With all the deep details out of the way, here’s how searching currently works:

The user loads the Lunr search page.
A web worker is created.
The web worker loads the Lunr library, and makes an AJAX request for the index file and loads it.
The user enters a search query, or a query string is provided.
The window history is updated as well as the URL.
A message is sent to the web worker.
The worker uses the Lunr to perform the query.
If any field searches (aka facets) are present, another query is performed and the results are merged.
The worker sends a message back to the client with the search results, which are just an array of reference (ref) IDs.
The client makes additional AJAX calls based on the results to get the user-facing HTML from the display document JSON. Typically this is less than one call per result as many results may be in the same document.
The results are displayed to the client, along with pagers if needed.

Phew! I feel like writing all this out makes the Drupal integration seem really complex, but I think that’s just because I’ve tried to provide something that’s actually viable as a replacement for core search. Running a Drupal static site means losing the backend, and it’s easy to take out of the box features like search for granted. I’m just glad that this project worked out and is usable - now there’s an actual answer for “How do you do static search?” that doesn’t involve me hand-waving!
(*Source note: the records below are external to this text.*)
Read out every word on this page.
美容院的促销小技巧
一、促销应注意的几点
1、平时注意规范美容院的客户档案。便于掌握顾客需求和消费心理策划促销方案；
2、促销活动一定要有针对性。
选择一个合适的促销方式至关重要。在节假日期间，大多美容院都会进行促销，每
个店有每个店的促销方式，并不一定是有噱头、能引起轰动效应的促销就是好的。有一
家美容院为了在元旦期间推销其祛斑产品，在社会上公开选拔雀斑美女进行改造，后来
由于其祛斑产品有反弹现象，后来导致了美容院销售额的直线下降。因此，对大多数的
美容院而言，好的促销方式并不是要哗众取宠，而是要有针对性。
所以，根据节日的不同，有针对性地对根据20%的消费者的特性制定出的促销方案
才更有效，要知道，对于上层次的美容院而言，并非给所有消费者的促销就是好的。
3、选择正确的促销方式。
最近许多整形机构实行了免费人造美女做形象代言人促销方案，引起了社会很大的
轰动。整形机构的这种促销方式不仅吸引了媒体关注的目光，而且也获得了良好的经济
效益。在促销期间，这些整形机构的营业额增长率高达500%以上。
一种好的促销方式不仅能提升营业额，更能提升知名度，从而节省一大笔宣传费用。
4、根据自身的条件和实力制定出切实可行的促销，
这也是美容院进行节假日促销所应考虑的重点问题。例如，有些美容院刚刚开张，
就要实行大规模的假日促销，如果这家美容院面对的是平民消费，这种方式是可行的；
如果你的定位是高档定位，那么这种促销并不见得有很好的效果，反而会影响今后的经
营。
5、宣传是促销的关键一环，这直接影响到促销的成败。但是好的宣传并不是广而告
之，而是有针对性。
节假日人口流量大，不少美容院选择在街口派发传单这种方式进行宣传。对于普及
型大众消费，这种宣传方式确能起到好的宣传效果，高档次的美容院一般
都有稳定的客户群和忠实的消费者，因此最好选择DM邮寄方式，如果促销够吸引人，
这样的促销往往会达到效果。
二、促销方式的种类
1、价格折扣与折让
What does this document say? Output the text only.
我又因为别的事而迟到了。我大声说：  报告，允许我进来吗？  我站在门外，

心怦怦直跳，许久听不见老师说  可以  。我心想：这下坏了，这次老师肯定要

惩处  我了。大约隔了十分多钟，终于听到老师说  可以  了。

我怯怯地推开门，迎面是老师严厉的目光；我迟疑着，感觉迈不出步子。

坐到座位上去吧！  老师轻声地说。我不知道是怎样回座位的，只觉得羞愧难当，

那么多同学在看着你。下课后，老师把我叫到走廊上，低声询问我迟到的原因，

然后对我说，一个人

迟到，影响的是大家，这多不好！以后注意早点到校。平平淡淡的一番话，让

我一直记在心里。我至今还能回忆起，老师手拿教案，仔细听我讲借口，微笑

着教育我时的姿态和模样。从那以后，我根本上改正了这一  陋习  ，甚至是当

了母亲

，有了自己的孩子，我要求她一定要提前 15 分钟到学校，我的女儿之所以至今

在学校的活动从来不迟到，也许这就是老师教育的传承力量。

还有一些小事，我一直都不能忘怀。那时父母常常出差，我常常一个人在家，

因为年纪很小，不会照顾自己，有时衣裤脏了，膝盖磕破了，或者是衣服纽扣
In conclusion, the Drupal Lunr integration is ready for testing and use - the project is called “Lunr search” and can be downloaded here. There are no composer dependencies and a default search is provided out of the box, so if you enable it and kick off indexing at "/admin/config/lunr_search/default/index", you should be able to do a test search at /search. I know I’ve talked a bit about static sites in this post, but I think the Lunr module is useful for all sorts of sites. Having your search be static means less uncacheable hits to your backend, and potentially a faster experience for users, so please try it out if you’re interested!